Dört yıl önceki 12 Haziran 2011 seçiminin ardından yaptığımız ilk değerlendirmede şunları ifade etmişiz:
“Ortaya çıkan Meclis tablosu, dört yıl önceki 22 Temmuz seçiminde oluşan dört partili Meclis yapısının rötuşlu bir devamı niteliğinde. Bu dört partinin şimdiye kadar izledikleri politikalara baktığımızda, yeni dönem için iyimser olabilmek pek mümkün görünmüyor. Tam tersine, siyasetteki kilitlenmenin daha katmerli bir hale geleceğinden endişe etmek için sebepler fazlasıyla mevcut. Dahası, partiler arası gerilimin daha da tırmanacağından kaygı duymak için de.
“İşin gerçeği, 12 Haziran tablosunun, yeni anayasa projesi başta olmak üzere demokratikleşme reformları için kolaylaştırıcı bir nitelik arz ettiğini söylemek şu aşamada zor görünüyor. Yani, siyasette daha sıkıntılı bir sürece giriyoruz.” (Yeni Asya, 14.6.11)

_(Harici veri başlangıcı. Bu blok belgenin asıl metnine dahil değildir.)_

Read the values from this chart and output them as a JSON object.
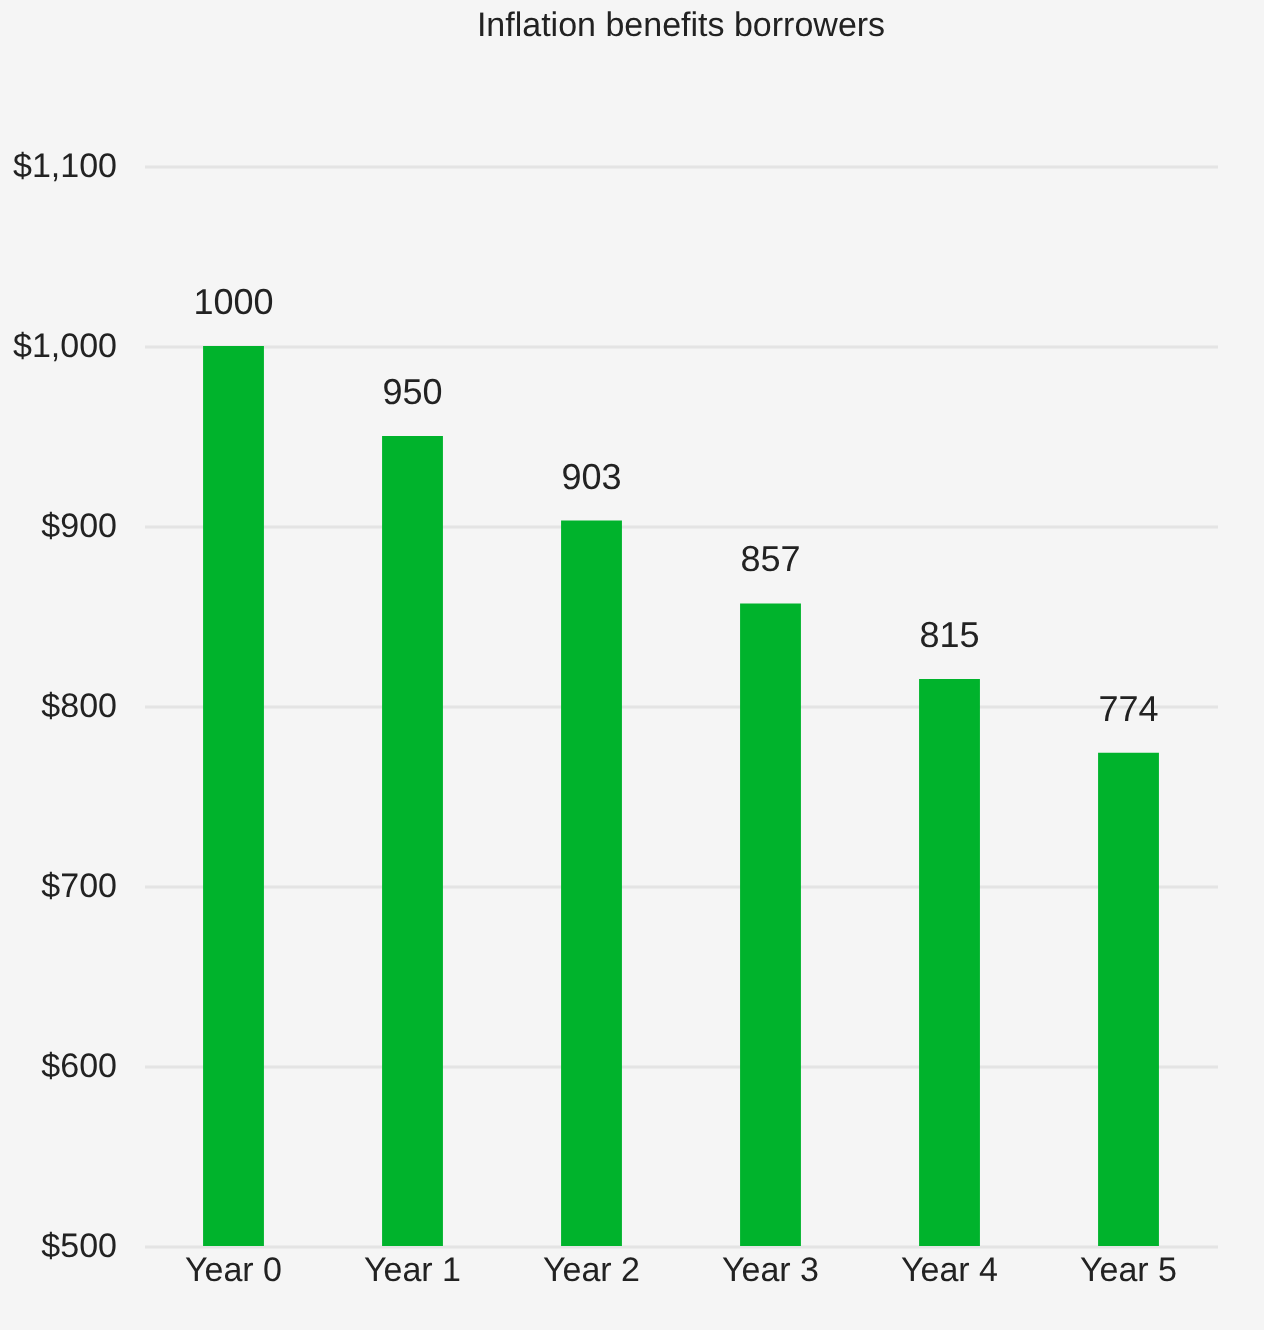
{
  "chart_data": {
    "type": "bar",
    "title": "Inflation benefits borrowers",
    "categories": [
      "Year 0",
      "Year 1",
      "Year 2",
      "Year 3",
      "Year 4",
      "Year 5"
    ],
    "values": [
      1000,
      950,
      903,
      857,
      815,
      774
    ],
    "color": "#00b32c",
    "ylim": [
      500,
      1100
    ],
    "yticks": [
      {
        "value": 500,
        "label": "$500"
      },
      {
        "value": 600,
        "label": "$600"
      },
      {
        "value": 700,
        "label": "$700"
      },
      {
        "value": 800,
        "label": "$800"
      },
      {
        "value": 900,
        "label": "$900"
      },
      {
        "value": 1000,
        "label": "$1,000"
      },
      {
        "value": 1100,
        "label": "$1,100"
      }
    ],
    "grid": true,
    "data_labels": true
  }
}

Zaman su gibi akıp gitti ve bir dört yılı daha tamamlamak üzereyiz. İki ay sonra 25. dönem Meclisinde görev yapacak milletvekillerini seçmek üzere sandığa gideceğiz.
Dört yıl önceki seçimde oylarımızla oluşturduğumuz 24. dönem parlamentosu ise son oturumunu yaparak dağıldı. Veda konuşmalarında Meclisin bu dönemde 421 kanun çıkardığı, ama millete verilen yeni anayasa sözünün yine tutulamadığı ifade edildi.
Biz bu Meclisle yeni anayasanın zor olduğu kanaatimizi daha ilk günden yazmamıza rağmen, yine de değiştirilmesi için AKP başta olmak üzere partiler tarafından verilen sözün ısrarlı takipçisi olduk. Mecliste dört partinin katılımıyla oluşturulan anayasa komisyonunun çalışmalarını çok yakından izledik.
Aksama, gecikme ve tıkanmalar için sürekli uyarılarda bulunduk. Ama yine olmadı.
Buna karşılık, torba kanun keyfîliği iyice alışkanlık haline getirildi. Davutoğlu’nun başbakanlık koltuğuna oturmasından sonra “Artık olmayacak” denmesine rağmen, Meclis mesaisini yine torba kanunla tamamladı.
Keza HSYK, MİT, internet ve iç güvenlik... kanunlarıyla, AB sürecinde elde edilen demokratik kazanımlardan geri adımlar atıldı.
24. dönem parlamentosu, iktidarı denetleme işlevini de yerine getiremedi, tam tersine lider güdümünde çalışan bir Meclis oldu.
Risale-i Nur’u devlet tekeline alan kanunu çıkarma ayıbına da yine bu Meclis imza attı.
tweet- Akşam gazetesi, ülkesindeki Nur Talebelerini hapse tıkan Özbekistan diktatörü İslam Kerimov’a destek manşeti atmış. “Yakışır...” mı desek?